`I am Canadian and I am polluted' – [ I AM STILL ALIVE ]
Forty-eight toxins were found in his body, including 32 chemicals linked to cancer, writes artist Robert Bateman
Nov. 15, 2005. 01:00 AM
I am a Canadian, and I am polluted. Polluted by dozens of toxic chemicals. Chemicals that are all around us, every day and that accumulate in our bodies. Toxic chemicals that can cause cancer, respiratory illness, disrupt hormones and harm the growth and development of my six grandchildren. I am polluted but probably less so than the average Canadian.
Since the early 1960s, when Rachel Carson drew the world's attention to weed-choked lakes and thinning bird eggs, we have conceived of pollution as an external concern: What is the level of toxic chemicals floating around out there in the air, in the water? It turns out that the insidious problem with pollution is that it's an internal concern. This is a highly personal question about what has worked its way inside of me, and every Canadian.
With new testing technologies, that question can now be answered with some precision, and it can be given a human face.
Over the summer, I volunteered for the Toxic Nation project, a groundbreaking analysis of the level of pollution in Canadians by Environmental Defence. The Toxic Nation results were released last week (http://www.ToxicNation.ca.)
Environmental Defence tested the blood and urine of 11 volunteers, four men and seven women, from across Canada who ranged in age from 23 to 75. They included me, a TV producer, First Nations chief, doctor, postal worker, small business owner, lawyer, student, trade unionist, student leader and environmental activist.
Working with qualified laboratories in Quebec and Texas, Environmental Defence tested the volunteers for 88 harmful toxic chemicals, such as stain repellants, flame retardants, PCBs, lead, mercury and pesticides.
The laboratories found a total of 60 of the 88 chemicals tested, including 53 chemicals that can cause reproductive disorders and harm the development of children, 41 suspected cancer-causing chemicals, 27 chemicals that can disrupt the hormone system and 21 chemicals associated with respiratory illnesses.
On average, 44 chemicals were found in each volunteer. Forty-eight toxic chemicals were found in my body, including 32 associated with cancer. The fact Toxic Nation found so many chemicals in all the volunteers should concern every Canadian, because it means that we're all polluted.
Pollution knows no boundaries, and overcomes even the greatest distances. The highest levels of mercury were found in one test volunteer — a First Nations Chief — from a remote village on the shores of Hudson Bay in northern Quebec.

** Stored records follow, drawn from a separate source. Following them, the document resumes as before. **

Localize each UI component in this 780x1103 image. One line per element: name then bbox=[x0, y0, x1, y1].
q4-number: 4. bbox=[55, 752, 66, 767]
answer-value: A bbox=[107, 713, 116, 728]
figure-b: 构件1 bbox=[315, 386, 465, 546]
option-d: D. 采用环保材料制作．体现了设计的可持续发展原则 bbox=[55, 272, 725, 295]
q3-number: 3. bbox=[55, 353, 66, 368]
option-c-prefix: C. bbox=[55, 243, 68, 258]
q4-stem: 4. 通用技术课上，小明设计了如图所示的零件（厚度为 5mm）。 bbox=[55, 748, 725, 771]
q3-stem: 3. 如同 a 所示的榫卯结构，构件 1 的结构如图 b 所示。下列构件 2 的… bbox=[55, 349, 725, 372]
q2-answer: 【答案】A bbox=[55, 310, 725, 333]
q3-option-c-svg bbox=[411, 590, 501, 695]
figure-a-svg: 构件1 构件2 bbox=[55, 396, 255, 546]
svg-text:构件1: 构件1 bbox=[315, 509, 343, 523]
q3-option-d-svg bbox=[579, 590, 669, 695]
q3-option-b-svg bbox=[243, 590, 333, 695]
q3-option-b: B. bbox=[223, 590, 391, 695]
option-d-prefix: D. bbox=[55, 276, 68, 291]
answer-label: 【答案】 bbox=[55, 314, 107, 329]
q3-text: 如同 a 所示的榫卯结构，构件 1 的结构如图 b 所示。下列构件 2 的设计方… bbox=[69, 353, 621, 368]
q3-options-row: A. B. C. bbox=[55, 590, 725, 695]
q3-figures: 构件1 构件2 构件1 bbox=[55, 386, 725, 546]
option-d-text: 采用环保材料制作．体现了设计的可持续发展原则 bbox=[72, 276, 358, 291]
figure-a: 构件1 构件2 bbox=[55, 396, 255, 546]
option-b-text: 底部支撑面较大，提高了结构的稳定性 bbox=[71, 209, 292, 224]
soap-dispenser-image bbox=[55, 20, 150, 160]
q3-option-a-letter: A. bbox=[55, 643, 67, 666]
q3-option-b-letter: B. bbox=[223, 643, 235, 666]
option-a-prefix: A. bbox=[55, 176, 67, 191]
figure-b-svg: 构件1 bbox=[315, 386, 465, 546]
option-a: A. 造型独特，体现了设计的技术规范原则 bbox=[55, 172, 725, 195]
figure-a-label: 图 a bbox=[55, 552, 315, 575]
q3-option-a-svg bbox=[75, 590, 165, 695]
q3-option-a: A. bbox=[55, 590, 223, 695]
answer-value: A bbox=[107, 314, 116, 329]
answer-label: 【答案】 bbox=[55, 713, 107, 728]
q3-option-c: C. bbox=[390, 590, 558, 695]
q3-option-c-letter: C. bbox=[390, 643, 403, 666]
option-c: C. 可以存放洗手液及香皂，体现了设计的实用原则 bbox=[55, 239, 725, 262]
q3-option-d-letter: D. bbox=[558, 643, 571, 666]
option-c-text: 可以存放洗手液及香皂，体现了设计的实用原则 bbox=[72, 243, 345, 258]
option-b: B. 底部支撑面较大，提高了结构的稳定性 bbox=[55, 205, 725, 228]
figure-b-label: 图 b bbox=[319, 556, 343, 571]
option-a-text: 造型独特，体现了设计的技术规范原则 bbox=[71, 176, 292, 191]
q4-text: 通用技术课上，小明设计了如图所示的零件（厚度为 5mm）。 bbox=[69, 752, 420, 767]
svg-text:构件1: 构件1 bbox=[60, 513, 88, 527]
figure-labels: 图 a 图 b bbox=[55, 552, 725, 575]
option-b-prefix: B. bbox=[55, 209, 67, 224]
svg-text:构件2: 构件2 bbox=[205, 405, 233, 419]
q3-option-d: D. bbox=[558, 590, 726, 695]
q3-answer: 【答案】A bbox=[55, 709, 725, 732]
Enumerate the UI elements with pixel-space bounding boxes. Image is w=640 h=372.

The fact is that Canadians are exposed every day to low doses of many different toxic chemicals.
Many of these chemicals are building up in our bodies over time and scientists are only now beginning to grapple with the implications of this accumulation.
In learning about my own situation I hope to be able to take steps to improve things or at least change my ways to limit further insults to my physiology.

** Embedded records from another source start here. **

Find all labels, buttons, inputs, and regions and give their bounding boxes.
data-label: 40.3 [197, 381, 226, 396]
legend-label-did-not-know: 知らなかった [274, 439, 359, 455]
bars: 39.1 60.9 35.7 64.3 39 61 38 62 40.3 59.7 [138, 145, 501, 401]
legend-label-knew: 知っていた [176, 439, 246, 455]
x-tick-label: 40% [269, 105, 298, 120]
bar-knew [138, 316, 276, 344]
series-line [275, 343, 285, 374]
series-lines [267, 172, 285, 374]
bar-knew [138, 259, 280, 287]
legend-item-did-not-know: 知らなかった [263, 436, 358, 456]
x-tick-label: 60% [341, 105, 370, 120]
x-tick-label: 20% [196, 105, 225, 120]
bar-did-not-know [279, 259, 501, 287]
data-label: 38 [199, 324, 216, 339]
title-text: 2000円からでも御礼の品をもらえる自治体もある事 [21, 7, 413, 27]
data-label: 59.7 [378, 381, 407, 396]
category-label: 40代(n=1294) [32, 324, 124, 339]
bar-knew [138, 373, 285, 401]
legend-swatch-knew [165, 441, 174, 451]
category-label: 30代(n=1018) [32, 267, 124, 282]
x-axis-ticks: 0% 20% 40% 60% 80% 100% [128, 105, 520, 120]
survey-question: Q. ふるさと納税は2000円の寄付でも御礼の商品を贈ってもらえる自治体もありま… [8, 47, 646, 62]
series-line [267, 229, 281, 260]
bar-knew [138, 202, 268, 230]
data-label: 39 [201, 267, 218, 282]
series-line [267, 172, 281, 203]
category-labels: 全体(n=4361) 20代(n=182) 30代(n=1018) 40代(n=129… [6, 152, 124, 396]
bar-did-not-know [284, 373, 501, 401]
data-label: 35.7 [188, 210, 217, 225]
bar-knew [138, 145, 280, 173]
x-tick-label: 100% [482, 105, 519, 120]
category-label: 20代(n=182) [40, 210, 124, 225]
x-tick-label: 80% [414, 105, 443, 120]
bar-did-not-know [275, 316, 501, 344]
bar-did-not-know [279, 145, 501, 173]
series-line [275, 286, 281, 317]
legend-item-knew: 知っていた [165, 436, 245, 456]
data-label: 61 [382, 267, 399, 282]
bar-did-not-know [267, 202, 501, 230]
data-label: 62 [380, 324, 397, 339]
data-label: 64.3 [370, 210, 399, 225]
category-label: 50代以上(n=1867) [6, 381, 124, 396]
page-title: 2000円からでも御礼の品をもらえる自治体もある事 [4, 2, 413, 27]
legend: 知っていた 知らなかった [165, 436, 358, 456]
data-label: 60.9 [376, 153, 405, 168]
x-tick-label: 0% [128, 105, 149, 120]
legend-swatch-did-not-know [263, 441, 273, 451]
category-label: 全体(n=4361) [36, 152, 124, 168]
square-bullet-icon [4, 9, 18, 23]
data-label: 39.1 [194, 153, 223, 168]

Far more urgent, however, is the necessity to have a groundswell of public opinion that gives government more backbone to stand up to industry lobbies and pass strong protective legislation and ensure generous budgets to police the polluters. We know how to solve these problems but we must pay attention and then be ready to pay for the solutions.
The federal government must act now to better regulate toxic chemicals to protect our health.
Canadians expect their country to be a leader in the protection of human health and the environment. But the reality is that Canada lags behind Europe and the U.S. in setting standards to protect people's health from harmful toxic chemicals.
Canadians deserve the same level of protection from harmful toxic chemicals as Europeans and Americans, yet inaction by the federal government is condemning our children and grandchildren to further contamination.
Millions of kilograms of toxic chemicals continue to be released into the environment every year. Pollution in Canada continues to get worse, not better.
The current parliamentary review of Canada's national pollution law, the Canadian Environmental Protection Act, is an important opportunity for our leaders to get things right. Changes to the law are desperately needed. But Canadians can take steps individually to lower their exposure to toxic chemicals.
They can fill out the Chemical Reduction Pledge on the Toxic Nation website (http://www.ToxicNation.ca) by choosing five simple ways to become less toxic in their daily lives.
Test results tell me I'm a guinea pig in a large-scale chemical experiment — only no one is monitoring the results and it is out of control. Many chemicals found in me persist for decades in the environment so I can only assume that my grandchildren will carry increasing levels of toxins.
I can't turn my back on the warning that the results of the Toxic Nation study are giving us. The reckless pollution of our environment and Canadian people must stop now.
Robert Bateman is an artist and naturalist, born 24 May 1930 . He lives on Salt Spring Island in British Columbia.